Not only do sales not just "happen," they are the result of a disciplined process. Sometimes called the "sales funnel" or "sales cycle," the sales process is a multi-step evolution of taking sales leads from initial contact to final deal closing. Your sales process might be different from other companies or industries; that's fine. Find a series of steps that make sense for what you sell, for example:
- Initial conversation;
- Product demo;
- Formal sales presentation;
- Solution implementation budget estimate and ROI discussion;
- Final meeting with key stakeholders; and
Learn how to move prospects through this sales process, or one like it.
4.) Build Trust.
It sounds simple, but it's profoundly complicated: Selling is all about building trust and getting people to trust you. If customers don't like you and don't trust you, they won't want to buy from you. Sales is all about building relationships.
Selling to your internal network of contacts who already know you or know about your business is very different than selling to folks who don't know you at all. Prospects need to trust your ability to deliver, especially if you're selling a complex B2B solution with a lengthy implementation phase. And all that takes time, hence the long sales cycle. Fortunately, entrepreneurs are often charismatic people who believe in what they're doing; learn how to project that confidence into your sales conversations.
5.) Cultivate resilience.
Entrepreneurs know how to roll with the punches. There are lots of ups and downs that go with running a company, and sales are the same story. As you work through the sales process, there are always going to be hiccups, and that's fine. Your job is to get to the bottom of it and keep moving the process along. Follow up on questions, listen to what customers are saying, and read between the lines. Find out what people are really worried about, or what is the root cause of their objection.
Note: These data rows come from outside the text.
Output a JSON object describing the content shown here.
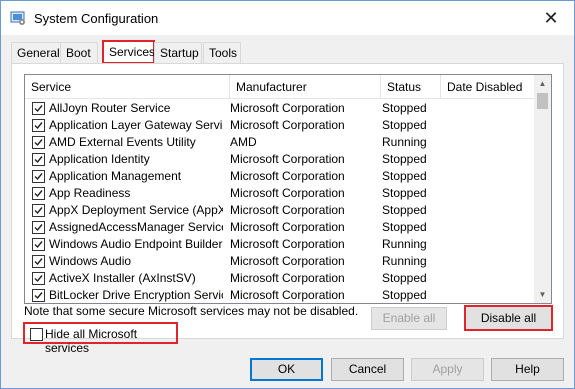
{
  "window": {
    "title": "System Configuration",
    "close_symbol": "✕"
  },
  "tabs": [
    {
      "label": "General",
      "active": false
    },
    {
      "label": "Boot",
      "active": false
    },
    {
      "label": "Services",
      "active": true
    },
    {
      "label": "Startup",
      "active": false
    },
    {
      "label": "Tools",
      "active": false
    }
  ],
  "services": {
    "columns": [
      "Service",
      "Manufacturer",
      "Status",
      "Date Disabled"
    ],
    "rows": [
      {
        "checked": true,
        "service": "AllJoyn Router Service",
        "manufacturer": "Microsoft Corporation",
        "status": "Stopped",
        "date_disabled": ""
      },
      {
        "checked": true,
        "service": "Application Layer Gateway Service",
        "manufacturer": "Microsoft Corporation",
        "status": "Stopped",
        "date_disabled": ""
      },
      {
        "checked": true,
        "service": "AMD External Events Utility",
        "manufacturer": "AMD",
        "status": "Running",
        "date_disabled": ""
      },
      {
        "checked": true,
        "service": "Application Identity",
        "manufacturer": "Microsoft Corporation",
        "status": "Stopped",
        "date_disabled": ""
      },
      {
        "checked": true,
        "service": "Application Management",
        "manufacturer": "Microsoft Corporation",
        "status": "Stopped",
        "date_disabled": ""
      },
      {
        "checked": true,
        "service": "App Readiness",
        "manufacturer": "Microsoft Corporation",
        "status": "Stopped",
        "date_disabled": ""
      },
      {
        "checked": true,
        "service": "AppX Deployment Service (AppX...",
        "manufacturer": "Microsoft Corporation",
        "status": "Stopped",
        "date_disabled": ""
      },
      {
        "checked": true,
        "service": "AssignedAccessManager Service",
        "manufacturer": "Microsoft Corporation",
        "status": "Stopped",
        "date_disabled": ""
      },
      {
        "checked": true,
        "service": "Windows Audio Endpoint Builder",
        "manufacturer": "Microsoft Corporation",
        "status": "Running",
        "date_disabled": ""
      },
      {
        "checked": true,
        "service": "Windows Audio",
        "manufacturer": "Microsoft Corporation",
        "status": "Running",
        "date_disabled": ""
      },
      {
        "checked": true,
        "service": "ActiveX Installer (AxInstSV)",
        "manufacturer": "Microsoft Corporation",
        "status": "Stopped",
        "date_disabled": ""
      },
      {
        "checked": true,
        "service": "BitLocker Drive Encryption Service",
        "manufacturer": "Microsoft Corporation",
        "status": "Stopped",
        "date_disabled": ""
      }
    ]
  },
  "note": "Note that some secure Microsoft services may not be disabled.",
  "buttons": {
    "enable_all": "Enable all",
    "disable_all": "Disable all",
    "ok": "OK",
    "cancel": "Cancel",
    "apply": "Apply",
    "help": "Help"
  },
  "hide_ms": {
    "label": "Hide all Microsoft services",
    "checked": false
  },
  "colors": {
    "highlight": "#e0242b",
    "window_border": "#6b9bd1"
  }
}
Don't assume that selling is something that only sales people can do. The truth is, selling (at its best) is fun. It's a learning process. It's a chance to meet new people and build relationships and to discover new insights about your company and your product. Every day as an entrepreneur is a chance -- in some small way -- to reinvent the world. I hope you'll take these insights to heart and use them in your journey to becoming a better sales person.